South Korea’s president says he is willing to meet North Korea’s leader this year to discuss its nuclear weapons programme despite a recent flare-up in border tensions.
President Lee Myung-bak made the comment in an interview aired on Friday, as North Korea fired artillery for a third day during military exercises near its disputed western sea border with the South.
The firing, which on Wednesday prompted return artillery fire by the South, has caused no reported casualties or damage. It comes amid mixed signs from the communist North, which has recently appeared more keen to engage the South in dialogue after ballistic missile and nuclear tests last year drew U.N. sanctions, while still threatening its rival.
Mr. Lee’s two liberal predecessors held talks with North Korea’s leader Kim Jong Il in 2000 and 2007. Mr. Lee has taken a tougher approach towards North Korea since taking office in 2008, worsening bilateral relations, but has indicated several times he is willing to meet Mr. Kim.
“I am always ready to meet with Chairman Kim Jong Il,” Mr. Lee told the BBC, according to a text released by his office.
“There is no reason not to meet (him) even within this year” if it promotes peace on the Korean peninsula and North Korea’s nuclear disarmament, he said.
South Korean news media reported last year the two countries had held a series of secret meetings to discuss a possible summit, but failed to breach wide differences.
Mr. Lee told the BBC that the health of Mr. Kim - who turns 68 next month and is believed to have suffered a stroke in 2008 - has improved.

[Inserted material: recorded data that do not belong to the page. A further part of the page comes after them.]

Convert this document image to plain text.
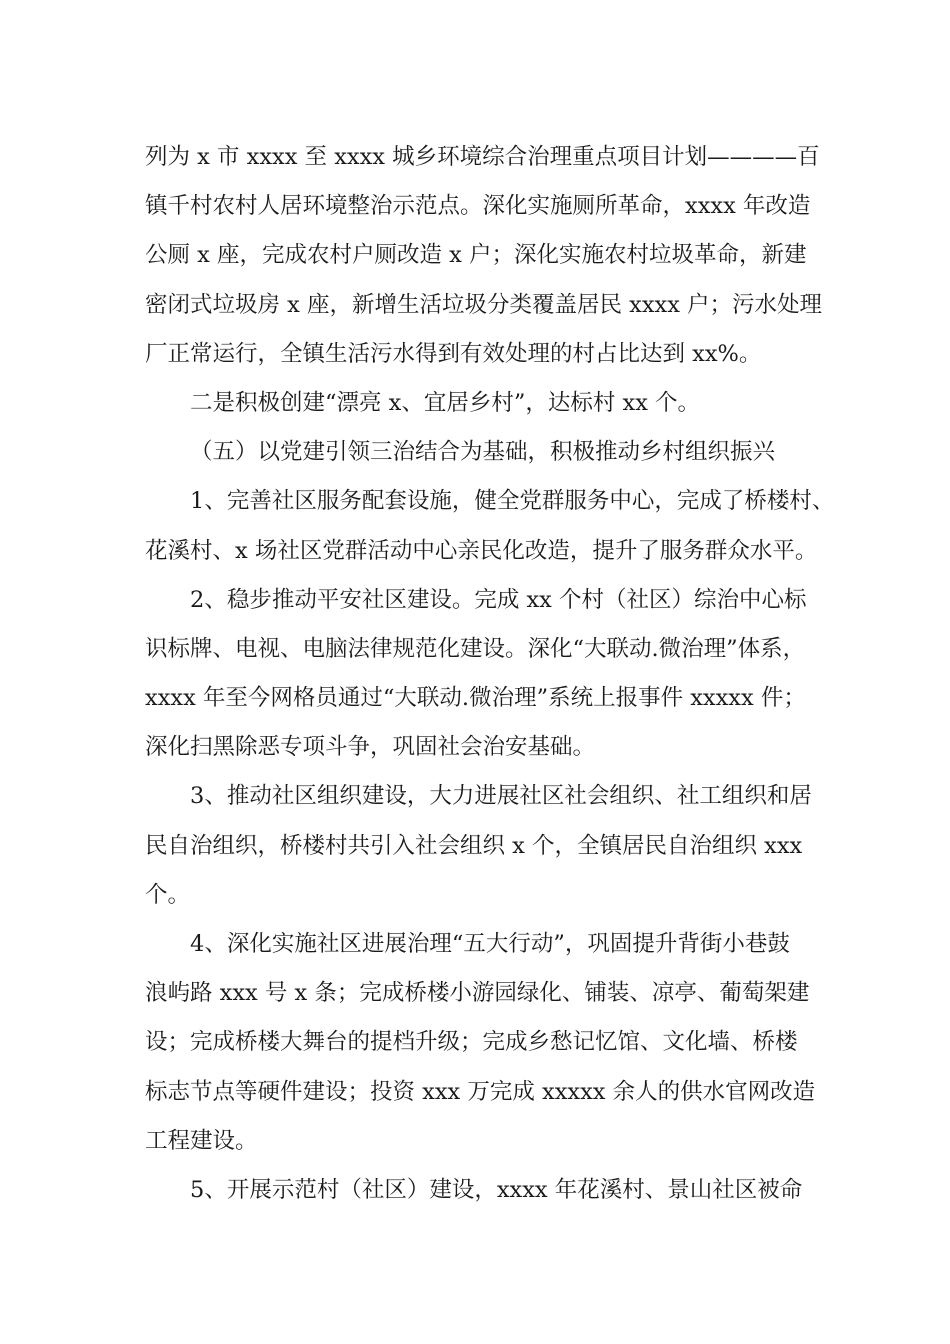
列为 x 市 xxxx 至 xxxx 城乡环境综合治理重点项目计划————百
镇千村农村人居环境整治示范点。深化实施厕所革命，xxxx 年改造
公厕 x 座，完成农村户厕改造 x 户；深化实施农村垃圾革命，新建
密闭式垃圾房 x 座，新增生活垃圾分类覆盖居民 xxxx 户；污水处理
厂正常运行，全镇生活污水得到有效处理的村占比达到 xx%。
二是积极创建“漂亮 x、宜居乡村”，达标村 xx 个。
（五）以党建引领三治结合为基础，积极推动乡村组织振兴
1、完善社区服务配套设施，健全党群服务中心，完成了桥楼村、
花溪村、x 场社区党群活动中心亲民化改造，提升了服务群众水平。
2、稳步推动平安社区建设。完成 xx 个村（社区）综治中心标
识标牌、电视、电脑法律规范化建设。深化“大联动.微治理”体系，
xxxx 年至今网格员通过“大联动.微治理”系统上报事件 xxxxx 件；
深化扫黑除恶专项斗争，巩固社会治安基础。
3、推动社区组织建设，大力进展社区社会组织、社工组织和居
民自治组织，桥楼村共引入社会组织 x 个，全镇居民自治组织 xxx
个。
4、深化实施社区进展治理“五大行动”，巩固提升背街小巷鼓
浪屿路 xxx 号 x 条；完成桥楼小游园绿化、铺装、凉亭、葡萄架建
设；完成桥楼大舞台的提档升级；完成乡愁记忆馆、文化墙、桥楼
标志节点等硬件建设；投资 xxx 万完成 xxxxx 余人的供水官网改造
工程建设。
5、开展示范村（社区）建设，xxxx 年花溪村、景山社区被命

He also said that while North Korea is facing serious economic difficulties, it is not on the verge of collapse.
His comments came as North Korea fired about 20 artillery rounds into its western waters, South Korea’s Joint Chiefs of Staff said, adding that the military was closely monitoring the North Korean drills which Pyongyang says are part of an annual exercise. The North has designated two no-sail zones in the area, including some South Korean-held waters, through March 29.
The western sea border has been a constant source of tension between the two Koreas. Their navies fought a skirmish in November that left one North Korean sailor dead and three others wounded, and engaged in bloodier battles in the area in 1999 and 2002.
Mr. Lee said this week’s artillery shelling could be an attempt by North Korea to emphasize that the peninsula remains a war zone and push for a peace treaty formally ending the 1950-53 Korean War. That conflict ended in a truce, not a treaty, leaving the peninsula technically at war.
North Korea is said to believe a peace treaty with the U.S. would provide security and status, help ensure the survival of its government, and give it a stronger hand against rival South Korea.
South Korea and the United States have insisted that North Korea must return to nuclear disarmament talks it quit last year before any treaty can be concluded.
Mr. Lee also said North Korea’s strategy of delaying a resolution of the nuclear impasse would not work. He said the North is not abandoning its nuclear programs but rather is offering gestures for dialogue aimed at avoiding economic difficulties under the U.N. sanctions imposed last year.
North Korea argues it was compelled to develop nuclear weapons to cope with a military threat from the U.S., and has demanded a peace treaty and the lifting of sanctions before it rejoins the nuclear talks.